A distinguishing feature of most Compactrons is the placement of the evacuation tip on the bottom end, rather than the top end as was customary with "miniature" tubes, and a characteristic 3/4" diameter circle pin pattern.
- Most Compactrons ranged in glass envelope diameter from 28 to 70 mm depending upon the internal configuration. Variations of the Compactron design were made by Sylvania and by some Japanese firms.

== Examples ==
Examples of Compactrons type types include:
- 6AG11 double diode similar to 6AL5, double triode high-mu similar to 12AT7. Designed for FM stereo multiplex service.
- 6BK11 triple triode. Two of the triodes are similar to 12AX7 and one of them is similar to 5751.
- 6C10 high-mu triple triode, all three being similar to 12AX7, used for audio amplifiers, and as color matrix amplifiers in television by Sylvania, etc.... not related to the Edison Swan (later Mazda) 6C10 triode-hexode
- 6M11 twin triode - pentode.
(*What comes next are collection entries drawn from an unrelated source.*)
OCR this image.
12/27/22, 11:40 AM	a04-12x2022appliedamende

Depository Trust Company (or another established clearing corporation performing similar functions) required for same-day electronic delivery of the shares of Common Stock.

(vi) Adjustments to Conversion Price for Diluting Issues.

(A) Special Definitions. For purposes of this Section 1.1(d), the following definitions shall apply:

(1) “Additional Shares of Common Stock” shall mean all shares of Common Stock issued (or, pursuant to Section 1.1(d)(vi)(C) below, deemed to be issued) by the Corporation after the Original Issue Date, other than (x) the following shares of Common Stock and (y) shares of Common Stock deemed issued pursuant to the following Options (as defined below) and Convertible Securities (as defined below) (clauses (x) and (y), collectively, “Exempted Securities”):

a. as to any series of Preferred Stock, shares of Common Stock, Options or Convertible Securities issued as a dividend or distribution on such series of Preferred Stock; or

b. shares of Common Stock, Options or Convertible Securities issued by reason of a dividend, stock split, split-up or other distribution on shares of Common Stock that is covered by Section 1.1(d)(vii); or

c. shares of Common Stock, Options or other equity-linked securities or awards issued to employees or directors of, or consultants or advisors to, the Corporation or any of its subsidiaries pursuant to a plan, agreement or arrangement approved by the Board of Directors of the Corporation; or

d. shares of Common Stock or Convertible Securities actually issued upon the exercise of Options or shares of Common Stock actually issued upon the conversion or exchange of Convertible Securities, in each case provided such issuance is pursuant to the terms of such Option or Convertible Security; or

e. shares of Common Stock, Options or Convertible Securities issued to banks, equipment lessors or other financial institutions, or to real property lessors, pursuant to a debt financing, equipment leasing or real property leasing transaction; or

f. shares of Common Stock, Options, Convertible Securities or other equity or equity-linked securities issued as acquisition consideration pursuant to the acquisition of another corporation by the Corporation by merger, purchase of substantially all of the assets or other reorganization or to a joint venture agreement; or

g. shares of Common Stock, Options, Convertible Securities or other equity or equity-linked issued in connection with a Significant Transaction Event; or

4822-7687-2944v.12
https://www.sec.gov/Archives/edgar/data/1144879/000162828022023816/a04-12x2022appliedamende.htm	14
Designed for sync separators and AGC amplifier circuits.
- 6K11 triple triode. Designed for sync separators and AGC amplifier circuits.
- 6LF6 beam power pentode with anode cap. Designed for horizontal output service.
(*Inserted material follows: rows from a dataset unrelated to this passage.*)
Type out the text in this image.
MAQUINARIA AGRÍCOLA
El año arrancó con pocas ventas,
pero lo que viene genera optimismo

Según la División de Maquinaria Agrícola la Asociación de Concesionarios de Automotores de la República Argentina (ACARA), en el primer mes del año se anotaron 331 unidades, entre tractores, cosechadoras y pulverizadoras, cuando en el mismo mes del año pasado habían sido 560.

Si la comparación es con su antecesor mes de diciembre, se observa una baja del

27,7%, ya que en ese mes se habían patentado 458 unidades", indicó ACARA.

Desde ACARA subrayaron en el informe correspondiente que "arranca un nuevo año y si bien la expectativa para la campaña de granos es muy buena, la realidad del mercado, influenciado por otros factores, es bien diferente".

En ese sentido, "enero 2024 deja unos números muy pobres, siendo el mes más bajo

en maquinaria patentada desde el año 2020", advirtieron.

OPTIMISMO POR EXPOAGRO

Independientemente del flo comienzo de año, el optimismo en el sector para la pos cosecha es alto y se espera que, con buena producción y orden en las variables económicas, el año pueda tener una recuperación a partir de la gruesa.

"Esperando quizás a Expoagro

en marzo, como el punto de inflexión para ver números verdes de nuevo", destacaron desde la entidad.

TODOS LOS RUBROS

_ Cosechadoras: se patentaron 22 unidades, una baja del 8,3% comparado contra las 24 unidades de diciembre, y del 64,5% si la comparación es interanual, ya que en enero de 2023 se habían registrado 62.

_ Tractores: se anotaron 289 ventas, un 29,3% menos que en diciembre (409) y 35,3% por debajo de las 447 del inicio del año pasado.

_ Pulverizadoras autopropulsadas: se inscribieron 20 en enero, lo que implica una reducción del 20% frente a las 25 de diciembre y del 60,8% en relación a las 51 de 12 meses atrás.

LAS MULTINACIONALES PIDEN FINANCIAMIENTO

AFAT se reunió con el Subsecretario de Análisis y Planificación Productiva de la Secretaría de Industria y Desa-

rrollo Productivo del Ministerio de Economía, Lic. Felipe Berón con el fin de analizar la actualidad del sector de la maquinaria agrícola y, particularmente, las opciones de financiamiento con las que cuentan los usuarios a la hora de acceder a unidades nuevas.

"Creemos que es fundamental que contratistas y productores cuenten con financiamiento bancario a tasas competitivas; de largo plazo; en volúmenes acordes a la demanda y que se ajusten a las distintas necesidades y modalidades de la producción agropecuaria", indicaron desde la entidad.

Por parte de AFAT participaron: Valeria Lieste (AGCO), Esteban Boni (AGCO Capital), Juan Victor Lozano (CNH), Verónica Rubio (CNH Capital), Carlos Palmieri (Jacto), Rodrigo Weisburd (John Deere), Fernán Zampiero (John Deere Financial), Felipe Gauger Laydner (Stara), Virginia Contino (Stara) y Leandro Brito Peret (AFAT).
- 8B10 twin triode - twin diode. Designed for horizontal phase detector service, and horizontal oscillator service.
- 12AE10 twin pentode. Designed for FM discriminator/detector, and audio output.
- 38HK7 pentode diode. Designed for horizontal output service and as a damper diode
- 1AD2 diode high voltage, used in flyback transformer rectification

Due to their specific applications in television circuits, many different Compactron types were produced. Almost all were assigned using standard US tube numbers.

== Technological obsolescence ==
Integrated circuits (of the analogue and digital type) gradually took over all of the functions that the Compactron was designed for. "Hybrid" television sets produced in the early to mid-1970s made use of a combination of tubes (typically Compactrons), transistors, and integrated circuits in the same set. By the mid-1980s this type of tube was functionally obsolete. Compactrons simply don't exist in any TV sets designed after 1986. Other specialist uses of the tube declined in parallel with the television set manufacture. Manufacture of Compactrons ceased in the early 1990s. New old stock replacements for almost all Compactron types produced are easily found for sale on the Internet.